Foxy leaned forward and his beaky nose cast a shadow over the blip.
Marcellus reached the upper Fyre hatch.
“Shove over, Foxy,” said Beetle, irritated. “You’re blocking the light.”
“Oh. Sorry.”
Beetle looked up. “Sorry, Foxo. Didn’t mean to snap. Thanks for the sandwich.”
Marcellus was through the upper Fyre hatch and off the Live Plan.
Beetle bit into his sausage sandwich.
And down in the Deeps, the Fyre began to wake.
2
A WHITE WEDDING
The Big Freeze had come in, covering the Castle in a deep blanket of snow.
On a sunny late afternoon in the breathtakingly still air, pencil-thin columns of smoke rose from a thousand chimneys up into the sky. Along Wizard Way a crowd had gathered to watch a wedding procession walk from the Great Arch to the Palace. As the procession passed by, people from the crowd dropped in behind and followed, chattering about the young couple who had just gotten married in the Great Hall of the Wizard Tower: Simon and Lucy Heap.
Simon Heap, with his curly straw-colored hair neatly tied back in a ponytail, wore new blue robes—which, as the son of an Ordinary Wizard, he was entitled to do on his wedding day. The freshly dyed blue was bright and trimmed with traditional white wedding ribbons, which trailed behind him. Lucy Heap (née Gringe) was wearing a long, white, floaty woolen dress, which she had knitted herself and edged with pink fur. She had lovingly embroidered entwined blue and pink letters “S” and “L” across the skirt. Her mother had objected to this, saying it was bad taste, and for once in matters of taste Mrs. Gringe was probably right. But it was Lucy’s Big Day and what Lucy wanted to do, Lucy was going to do. No change there, then, her brother, Rupert, had remarked.

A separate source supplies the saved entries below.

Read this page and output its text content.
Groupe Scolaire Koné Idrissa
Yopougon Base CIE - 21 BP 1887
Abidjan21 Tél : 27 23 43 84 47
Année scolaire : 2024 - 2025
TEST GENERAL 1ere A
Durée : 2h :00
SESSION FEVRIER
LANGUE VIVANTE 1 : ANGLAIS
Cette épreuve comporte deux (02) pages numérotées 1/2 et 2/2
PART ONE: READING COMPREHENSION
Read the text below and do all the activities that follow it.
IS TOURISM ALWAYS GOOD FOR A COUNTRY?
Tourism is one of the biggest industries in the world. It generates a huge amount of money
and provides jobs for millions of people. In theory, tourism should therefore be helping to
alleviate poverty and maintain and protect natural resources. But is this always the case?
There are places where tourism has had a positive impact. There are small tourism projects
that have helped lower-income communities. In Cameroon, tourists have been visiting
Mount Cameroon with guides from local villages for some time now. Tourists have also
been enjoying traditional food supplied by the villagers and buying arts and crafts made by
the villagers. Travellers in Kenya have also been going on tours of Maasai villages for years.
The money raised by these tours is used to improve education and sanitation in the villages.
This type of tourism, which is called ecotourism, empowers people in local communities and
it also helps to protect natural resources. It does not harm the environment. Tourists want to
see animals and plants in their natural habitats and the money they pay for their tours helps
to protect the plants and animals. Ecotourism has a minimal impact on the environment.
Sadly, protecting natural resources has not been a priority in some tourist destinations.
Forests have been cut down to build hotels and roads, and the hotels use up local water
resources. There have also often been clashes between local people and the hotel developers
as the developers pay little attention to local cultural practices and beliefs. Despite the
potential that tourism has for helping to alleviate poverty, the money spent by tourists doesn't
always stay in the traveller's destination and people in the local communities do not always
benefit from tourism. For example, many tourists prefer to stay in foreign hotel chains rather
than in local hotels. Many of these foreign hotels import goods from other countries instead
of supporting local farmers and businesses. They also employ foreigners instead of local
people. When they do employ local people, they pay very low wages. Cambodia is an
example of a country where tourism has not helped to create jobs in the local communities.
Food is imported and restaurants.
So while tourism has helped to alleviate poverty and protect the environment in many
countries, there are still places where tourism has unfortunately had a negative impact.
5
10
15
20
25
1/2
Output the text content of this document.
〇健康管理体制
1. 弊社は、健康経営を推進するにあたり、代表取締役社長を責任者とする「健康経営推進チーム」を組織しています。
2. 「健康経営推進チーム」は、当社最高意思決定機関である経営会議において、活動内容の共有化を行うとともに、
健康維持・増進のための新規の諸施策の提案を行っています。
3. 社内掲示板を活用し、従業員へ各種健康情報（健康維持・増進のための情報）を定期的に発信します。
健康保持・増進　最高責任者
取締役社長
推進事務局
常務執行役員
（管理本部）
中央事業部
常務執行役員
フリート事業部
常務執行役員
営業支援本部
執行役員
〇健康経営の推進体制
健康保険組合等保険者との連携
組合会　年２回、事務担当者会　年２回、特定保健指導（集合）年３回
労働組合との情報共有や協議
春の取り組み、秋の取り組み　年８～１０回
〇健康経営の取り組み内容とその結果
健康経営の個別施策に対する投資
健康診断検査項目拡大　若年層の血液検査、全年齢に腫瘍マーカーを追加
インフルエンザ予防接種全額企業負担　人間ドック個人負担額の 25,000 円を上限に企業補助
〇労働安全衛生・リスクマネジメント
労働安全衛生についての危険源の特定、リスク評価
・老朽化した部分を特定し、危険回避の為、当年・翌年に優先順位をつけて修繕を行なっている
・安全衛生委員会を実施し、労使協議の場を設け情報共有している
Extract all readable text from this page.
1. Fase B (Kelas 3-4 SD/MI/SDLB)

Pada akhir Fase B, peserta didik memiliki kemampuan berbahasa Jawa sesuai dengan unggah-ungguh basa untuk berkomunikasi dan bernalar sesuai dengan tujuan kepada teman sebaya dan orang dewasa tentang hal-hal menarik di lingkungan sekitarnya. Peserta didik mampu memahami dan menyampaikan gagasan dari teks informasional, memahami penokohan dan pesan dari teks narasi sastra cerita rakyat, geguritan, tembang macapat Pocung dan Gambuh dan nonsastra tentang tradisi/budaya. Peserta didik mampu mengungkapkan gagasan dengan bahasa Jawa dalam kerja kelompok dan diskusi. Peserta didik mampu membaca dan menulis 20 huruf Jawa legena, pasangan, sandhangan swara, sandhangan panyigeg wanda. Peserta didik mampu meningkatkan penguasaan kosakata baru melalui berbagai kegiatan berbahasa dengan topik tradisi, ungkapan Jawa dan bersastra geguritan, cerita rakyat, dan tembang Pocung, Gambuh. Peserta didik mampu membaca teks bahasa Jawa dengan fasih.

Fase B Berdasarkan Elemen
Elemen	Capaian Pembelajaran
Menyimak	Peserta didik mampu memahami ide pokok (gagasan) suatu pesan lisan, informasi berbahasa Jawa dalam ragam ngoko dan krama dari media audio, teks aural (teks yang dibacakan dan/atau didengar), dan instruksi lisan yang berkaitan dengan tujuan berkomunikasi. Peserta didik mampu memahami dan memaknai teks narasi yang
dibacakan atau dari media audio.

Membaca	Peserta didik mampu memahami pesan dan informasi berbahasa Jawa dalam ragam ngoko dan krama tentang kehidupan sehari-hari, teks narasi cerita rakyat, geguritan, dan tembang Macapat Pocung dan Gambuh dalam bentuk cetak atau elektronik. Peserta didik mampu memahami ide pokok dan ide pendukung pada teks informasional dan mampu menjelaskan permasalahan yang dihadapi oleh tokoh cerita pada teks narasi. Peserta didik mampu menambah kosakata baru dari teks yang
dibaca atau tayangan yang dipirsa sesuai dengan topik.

The wedding party progressed down Wizard Way toward the Palace, crunching through newly fallen snow. The sky was a brilliant winter blue, but a small snow cloud directly above obligingly provided a few fat snowflakes, which floated down and landed on Lucy’s beribboned long brown hair, where they settled like confetti. Lucy and Simon were laughing and talking happily to each other, Lucy twirling in the snow to show off her dress and sharing a joke with her new brothers.
Next to Lucy walked her own brother, Rupert, and his girlfriend, Maggie. Simon had considerably more companions: his adoptive sister, Princess Jenna, and his six brothers, including the four Forest Heaps: Sam, twins Edd and Erik, and Jo-Jo.
Mrs. Theodora Gringe, mother of the bride, walked right behind her daughter, occasionally treading on Lucy’s train in her eagerness to be at the front. When they had emerged from the Great Arch, Mrs. Gringe had had to be restrained from actually leading the wedding party down Wizard Way. Lucy’s mother was the proudest mother of the bride that the Castle had seen for a long time. Who would have imagined, thought Theodora Gringe, that the guests at her daughter’s wedding would have included the great dignitaries of the Castle? The ExtraOrdinary Wizard, the Princess and the Chief Hermetic Scribe, and even that weird Alchemist fellow: they were all here. There was no doubt about it—the Gringes were on the way up.